According to the news agency:
“The company on Thursday sold 35-million shares for US$20 each, raising US$700 million. It had filed with the U.S. Securities and Exchange Commission to sell 30 million shares for US$16 to US$18 each.”
According to The Chicago Tribune the 35-million shares sold by the group buying darling, which consists just about six percent of the company’s stock, is smallest “float” of any IPO this year, according to researcher Dealogic PLC. “Such limited supply is expected to keep the stock price high, allowing early investors to flip their shares for quick profits, analysts and investors say,” says the Tribune.

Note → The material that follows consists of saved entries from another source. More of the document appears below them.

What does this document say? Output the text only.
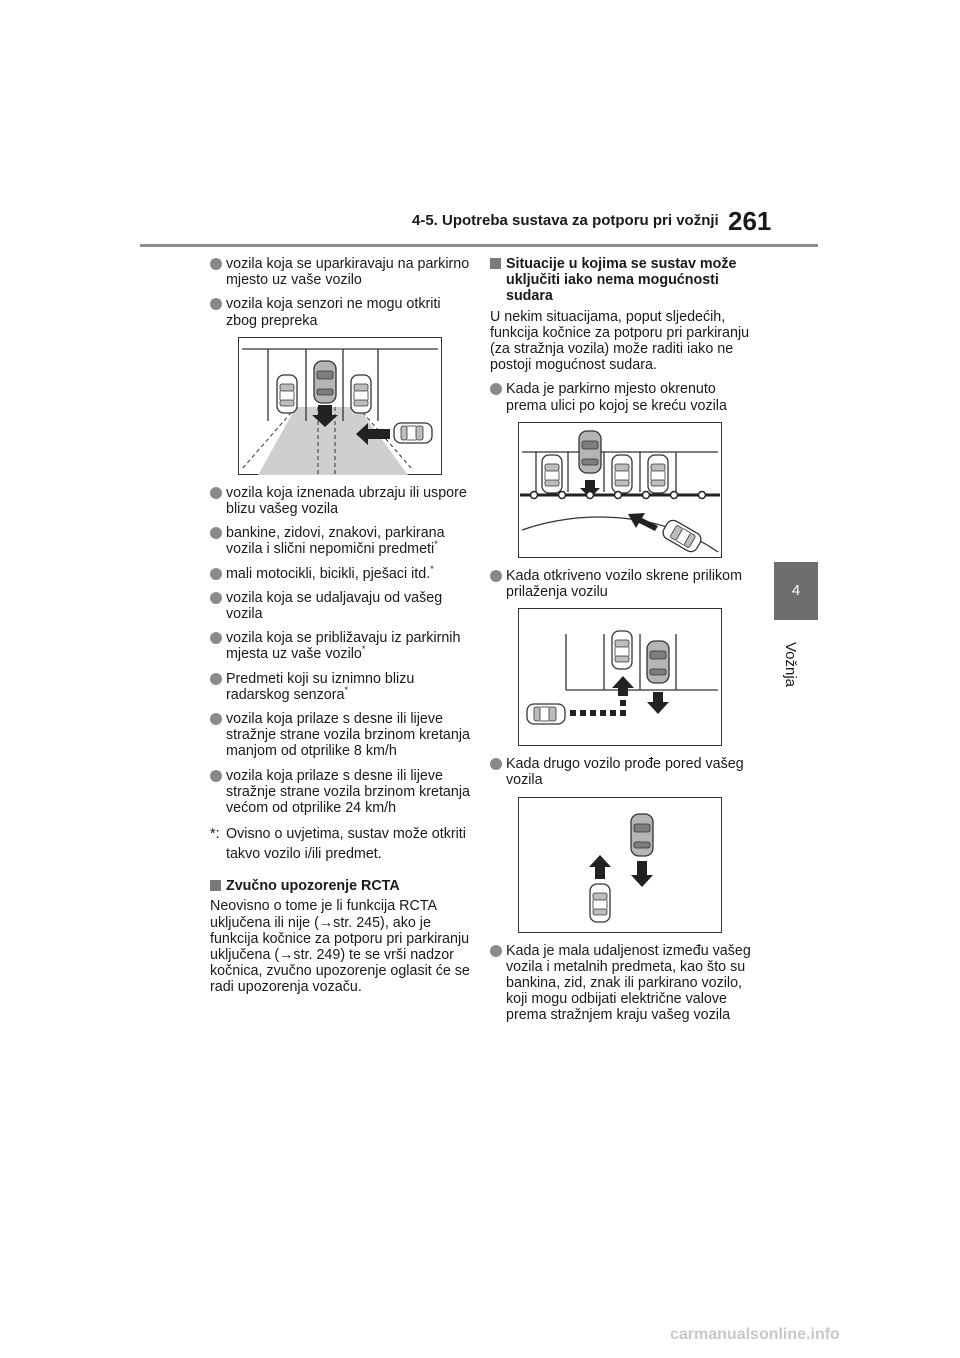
4-5. Upotreba sustava za potporu pri vožnji 261
4
Vožnja
vozila koja se uparkiravaju na parkirno mjesto uz vaše vozilo
vozila koja senzori ne mogu otkriti zbog prepreka
vozila koja iznenada ubrzaju ili uspore blizu vašeg vozila
bankine, zidovi, znakovi, parkirana vozila i slični nepomični predmeti*
mali motocikli, bicikli, pješaci itd.*
vozila koja se udaljavaju od vašeg vozila
vozila koja se približavaju iz parkirnih mjesta uz vaše vozilo*
Predmeti koji su iznimno blizu radarskog senzora*
vozila koja prilaze s desne ili lijeve stražnje strane vozila brzinom kretanja manjom od otprilike 8 km/h
vozila koja prilaze s desne ili lijeve stražnje strane vozila brzinom kretanja većom od otprilike 24 km/h
*: Ovisno o uvjetima, sustav može otkriti takvo vozilo i/ili predmet.
Zvučno upozorenje RCTA
Neovisno o tome je li funkcija RCTA uključena ili nije (→str. 245), ako je funkcija kočnice za potporu pri parkiranju uključena (→str. 249) te se vrši nadzor kočnica, zvučno upozorenje oglasit će se radi upozorenja vozaču.
Situacije u kojima se sustav može uključiti iako nema mogućnosti sudara
U nekim situacijama, poput sljedećih, funkcija kočnice za potporu pri parkiranju (za stražnja vozila) može raditi iako ne postoji mogućnost sudara.
Kada je parkirno mjesto okrenuto prema ulici po kojoj se kreću vozila
Kada otkriveno vozilo skrene prilikom prilaženja vozilu
Kada drugo vozilo prođe pored vašeg vozila
Kada je mala udaljenost između vašeg vozila i metalnih predmeta, kao što su bankina, zid, znak ili parkirano vozilo, koji mogu odbijati električne valove prema stražnjem kraju vašeg vozila
carmanualsonline.info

Groupon joins the ranks of other social media sites publicly trading on the New York Stock Exchange. LinkedIn Corp., which more than doubled from US$45 to US$109 on its first day of trading in May was one of the first to begin trading. China’s biggest social network, Renren, followed with a soaring start raising US$743.4-million through the sale of 53.1-million American Depositary Shares.
Groupon is present in 175 North American markets and 45 countries and has 142.9-million subscribers, it said. It sold 33-million “Groupons”, or discount coupons, in the third quarter of the year.
In a letter accompanying the filing, Groupon chief executive Andrew Mason (who rang the opening bell) said the company would continue to “aggressively invest in growth”.